Arthur's seat is a dead volcanoe that is also the highest point in Edinburgh, and apparently very climable. It's the pinnacle of these series of cliffs and stuff that line the eastern side of Edinburgh. Some girls in the Classic Societies told me that on Guy Fawkes Day (Nov 5) everyone climbs to the top of Arthur's Seat, has a big bonfire, and watches the firework displays going off all over the city.
Cosy: visitvisitvisitvisitvisit. Scottish men are beautiful and excessively-affectionate-when-drunk. You'll love them. How's the boy? How goes the audition process? Are you famous yet?
Lexi: don't worry about lazy commenting, it matches my lazy posting. You SHOULD come do your laundry here, among other things. Is the job still completely insane?
Eazy V: I have read your email, and I also went and read your blog last night (or this morning at 9... whatever...) and left a sleep-deprived comment.
Anneke: how goes the counselling? Have you broken anyone's will to live yet? Why the hell not? Get on it.
Jessie: just because we have spoken recently on the phone is not an excuse for you to not post on my blog. Bad girl.
dude - we talked AND i send you texts all the time. AND i have no computer. be nice. just for that, you don't get the incredibly witty comment i had planned for this post.

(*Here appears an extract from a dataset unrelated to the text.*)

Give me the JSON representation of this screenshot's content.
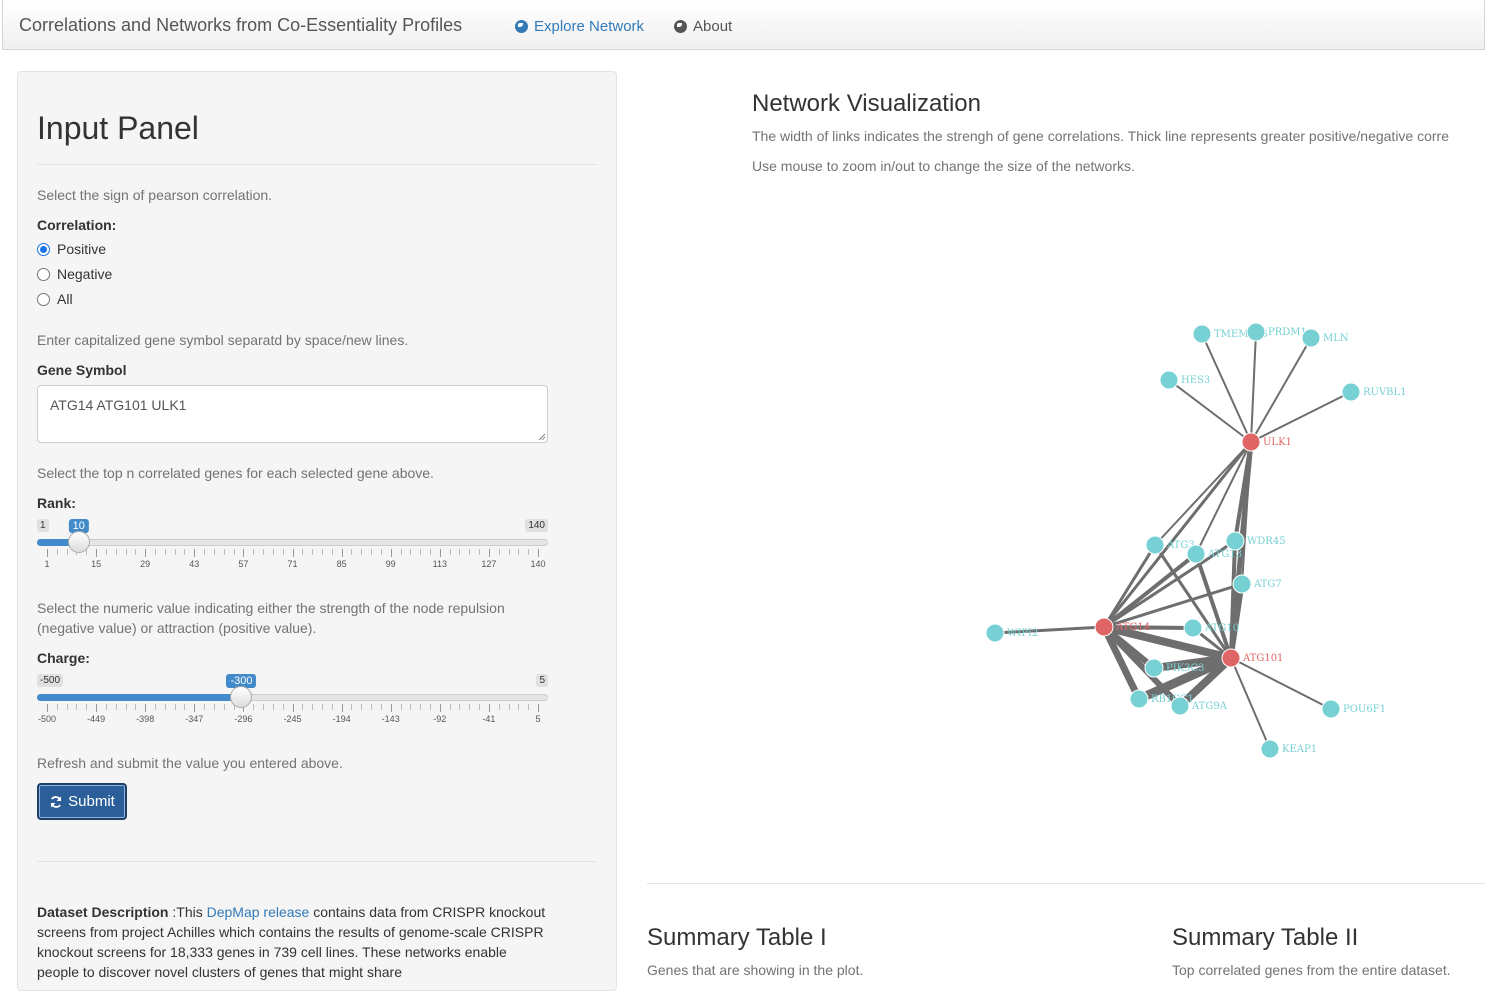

Hmph. I was only KIND of serious. I think you secretly have nothing witty to say at all and are just trying to distract me. (This is reverse psychology and I have this sneaking suspicion it's not going to work on you.)
Hannah, I think you should leave the reverse psychology to the experts, lol.
Counselling is going well, although as we speak (er...write)I am having my first no show client! AHH! I am trying not to think it was because she did not like our first session together, lol.
I love the photos, and want to comment, I am going to try to see if I can remember my damn flickr account info or just make a new account. Then I will post the fun and fabulous pics from the pride fashion show!